After each failure the mining community sees codes evolve and imposes tougher criteria and dam specifications. Meanwhile FMEA remains the common practice risk assessment methodology. FMEA lacks the finesse needed to predict the progress “toward zero failures” goal stated by experts in the aftermath of recent tragedies.
The effects of today’s risk mitigation programs will only slowly become visible. That is because the world-portfolio will contain mitigated and unmitigated (legacy) dams. During that time the public will perceive at best a status-quo.
It will be very difficult to evaluate progress, as factors such as climate change, seismicity and increase in population will further complicate the situation. Thus public outcry and hostility toward the mining industry, fueled by the diffusion of Information and Communication Technology will likely increase.
Dams’ codes and criteria evolution
It seems there was a risk assessment performed following rules and prescription. We touch on this later on.
However, we have read from the media that a third party inspection occurred and that, like in many other historic tailings dams failures, the dam was not showing trouble behavior in very recent time.
How many more failures will we have to endure before we acknowledge that inspections and classic monitoring are not as efficient as commonly believed in preventing failures? We are not suggesting to avoid them, but to consider their now obvious limitations.

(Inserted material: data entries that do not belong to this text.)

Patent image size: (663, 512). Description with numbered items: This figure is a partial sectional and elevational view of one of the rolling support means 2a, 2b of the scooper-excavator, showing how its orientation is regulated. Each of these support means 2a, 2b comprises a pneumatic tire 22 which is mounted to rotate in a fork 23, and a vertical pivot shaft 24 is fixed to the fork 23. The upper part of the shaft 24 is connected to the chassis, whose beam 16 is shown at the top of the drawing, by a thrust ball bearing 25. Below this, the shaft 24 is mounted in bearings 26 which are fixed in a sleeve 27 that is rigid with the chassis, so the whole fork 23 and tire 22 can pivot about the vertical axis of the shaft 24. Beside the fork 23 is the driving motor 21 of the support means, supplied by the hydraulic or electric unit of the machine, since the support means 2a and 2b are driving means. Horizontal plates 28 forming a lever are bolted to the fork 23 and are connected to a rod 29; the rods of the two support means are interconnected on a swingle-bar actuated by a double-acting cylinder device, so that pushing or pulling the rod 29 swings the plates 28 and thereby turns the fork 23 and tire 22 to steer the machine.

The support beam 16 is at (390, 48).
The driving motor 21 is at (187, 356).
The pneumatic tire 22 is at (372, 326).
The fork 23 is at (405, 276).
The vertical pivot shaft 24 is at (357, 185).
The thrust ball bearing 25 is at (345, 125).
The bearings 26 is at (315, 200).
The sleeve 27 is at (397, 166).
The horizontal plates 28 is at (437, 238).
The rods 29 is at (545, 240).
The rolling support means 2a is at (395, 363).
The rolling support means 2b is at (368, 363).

Also, codes and criteria evolution, tighter specifications and common practice risk assessments do not solve the problem on existing dams. And that is particularly true if failures have their root causes in “original sins” in design or construction that occurred decades before the failure day.
Slow change of state of the world-wide portfolio of tailings dams
Authorities have reportedly accused the dam owner of “not having learned anything from the prior failure.” As per last night, five arrests occurred. We are not in the position to discuss legal issues or procedures implemented by the owner due to lack of data. However, we have read the owner stating full compliance to laws and prescriptions when assessing the dam.
What if the laws and prescriptions and requirements missed some important points? For example, the spillway of the dam was reportedly a penstock with tunnel under the dam. If the prescriptions and requirements focused on the stability of the dam and forgot to mention other important elements of the dam system, would the regulator be liable of omission? A similar debate engaged in the aftermath of the Oroville debacle. We are of the opinion that excessive prescriptions may hinder safety and risk mitigation by misleading owners and operators into a “box checking” exercise. Risk assessment require thinking to the limits, not trying to box complex reality into 3×3 or 5×5 bins.
Finally, leaving legal aspect aside at this time, no one can expect a drastic change of a large portfolio of dams. That is even if significant measures were taken in 2014/2015. That is because, again, the failure root cause hides in old decisions, when the state of the art was different.
As we stated in 2016, the effects of any risk mitigation program will become visible over long time spans. That’s because any portfolio will contain mitigated and unmitigated (legacy) dams.
During that time the public, regulators and legal authorities will perceive at best a status-quo. With obvious nefarious consequences to the owners and operators.
Evaluating progress in dams’ portfolio risk mitigation
Factors such as climate change, seismicity and increase in population will further complicate the situation. And that will occur in any portfolio, likely in any country around the world.
This consideration applies to any dam, from small to major structures. We cannot forget that Stava, one of the more deadly catastrophes reportedly had only a 300,000m3 volume.
As per the larger structures, the industry better investigates, designs, builds and manages/monitors modern ones better than any older ones. Based on our experience, we see their probability of failure decrease towards the range of hydraulic structures of the same caliber.
Of course dam break of larger structures may lead to way larger consequences than breaks of smaller structures. However, the interplay of probability and consequences does not necessarily means the risks are larger (or smaller).
The same reasoning holds with the dam height or the runout distance, with the same conclusions.
Mining industry should avoid simplistic statements equating bigger dams to bigger risks.
As structures become larger, their probability of failure should go down towards the values commonly accepted for major hydro-dams. That reduction necessitates acting on all aspects of dam s’ life:
monitoring and finally
inspections and management, as all contribute to the chance of failure.
Population increase, land use shifts, environmental constraints increase consequences of failures and therefore increase risks. This is extremely important to note as tailings dams have a long life span during service and post-service.
If we are not capable of communicating these points, do not show pertinent actions and care, public outcry and hostility toward the mining industry, fueled by the diffusion of Information and Communication Technology will likely increase. As a result Social License to Operate (SLO) and Corporate Social Responsibility (CSR) will be souvenirs from the past.